Największy na świecie producent cywilnych samolotów odrzutowych poprawił prognozę na lata 2011 - 2030 o ok. 8 proc. i przewiduje, że w w tym okresie nabywców znajdzie około 27 800 samolotów, w tym 900 w wersji cargo.
Europejska firma, filia grupy EADS, ocenia, że popyt na samoloty ekonomiczne będzie rosnąć, mimo zawirowań i problemów na światowych rynkach finansowych. Rosnąca liczba ludności i urbanizacja będą czynnikami napędzającymi ruch w powietrzu.
Ludzie muszą i chcą latać więcej niż dotychczas.

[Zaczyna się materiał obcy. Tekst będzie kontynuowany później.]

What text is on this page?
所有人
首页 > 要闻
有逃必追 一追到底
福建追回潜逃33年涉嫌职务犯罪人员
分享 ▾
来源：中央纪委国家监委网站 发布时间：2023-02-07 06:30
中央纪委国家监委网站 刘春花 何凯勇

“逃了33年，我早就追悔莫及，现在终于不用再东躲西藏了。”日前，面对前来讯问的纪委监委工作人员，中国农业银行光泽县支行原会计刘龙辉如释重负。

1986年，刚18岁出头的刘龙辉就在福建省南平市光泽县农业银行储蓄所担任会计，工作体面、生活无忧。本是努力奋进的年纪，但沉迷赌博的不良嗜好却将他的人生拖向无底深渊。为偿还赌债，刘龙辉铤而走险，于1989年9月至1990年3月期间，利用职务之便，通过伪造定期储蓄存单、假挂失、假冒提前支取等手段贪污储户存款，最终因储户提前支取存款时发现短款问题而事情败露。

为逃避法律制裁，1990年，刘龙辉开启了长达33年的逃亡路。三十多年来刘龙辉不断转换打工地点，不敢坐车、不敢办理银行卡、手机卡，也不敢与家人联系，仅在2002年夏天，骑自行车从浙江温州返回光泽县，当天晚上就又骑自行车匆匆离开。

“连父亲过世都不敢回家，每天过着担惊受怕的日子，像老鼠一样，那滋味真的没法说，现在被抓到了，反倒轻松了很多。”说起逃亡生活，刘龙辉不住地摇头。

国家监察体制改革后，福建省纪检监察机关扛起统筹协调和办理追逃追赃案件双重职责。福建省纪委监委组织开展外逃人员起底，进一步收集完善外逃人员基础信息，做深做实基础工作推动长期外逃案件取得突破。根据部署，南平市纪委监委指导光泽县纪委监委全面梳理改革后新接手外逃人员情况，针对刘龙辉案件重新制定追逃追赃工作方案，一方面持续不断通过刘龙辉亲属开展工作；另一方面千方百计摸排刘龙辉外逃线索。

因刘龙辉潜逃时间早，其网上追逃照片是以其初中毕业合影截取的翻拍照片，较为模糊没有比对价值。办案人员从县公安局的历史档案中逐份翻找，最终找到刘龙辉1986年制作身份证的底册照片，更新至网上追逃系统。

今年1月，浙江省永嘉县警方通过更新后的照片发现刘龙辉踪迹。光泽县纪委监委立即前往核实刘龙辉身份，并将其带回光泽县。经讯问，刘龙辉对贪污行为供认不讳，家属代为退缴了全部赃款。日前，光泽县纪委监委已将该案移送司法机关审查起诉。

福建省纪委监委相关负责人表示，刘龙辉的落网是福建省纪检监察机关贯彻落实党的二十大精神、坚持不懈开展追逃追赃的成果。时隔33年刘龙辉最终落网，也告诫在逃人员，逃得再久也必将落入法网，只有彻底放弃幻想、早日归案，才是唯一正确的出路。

W ciągu następnych 20 lat sektor lotniczy powinien być nadal, podobnie jak w przeszłości, odporny na cykle w gospodarce — stwierdza prognoza Airbusa.
Przychody na pasażero-kilometr, liczone według liczby przewiezionych osób na dany dystans, będą rosnąć średnio o 4,8 proc. rocznie, co oznacza, że ruch lotniczy zwiększy się ponad dwukrotnie w następnych 2 dekadach.
Boeing jest jeszcze większym optymistą i zakłada w czerwcowej prognozie poprawę o 5,1 proc. rocznie.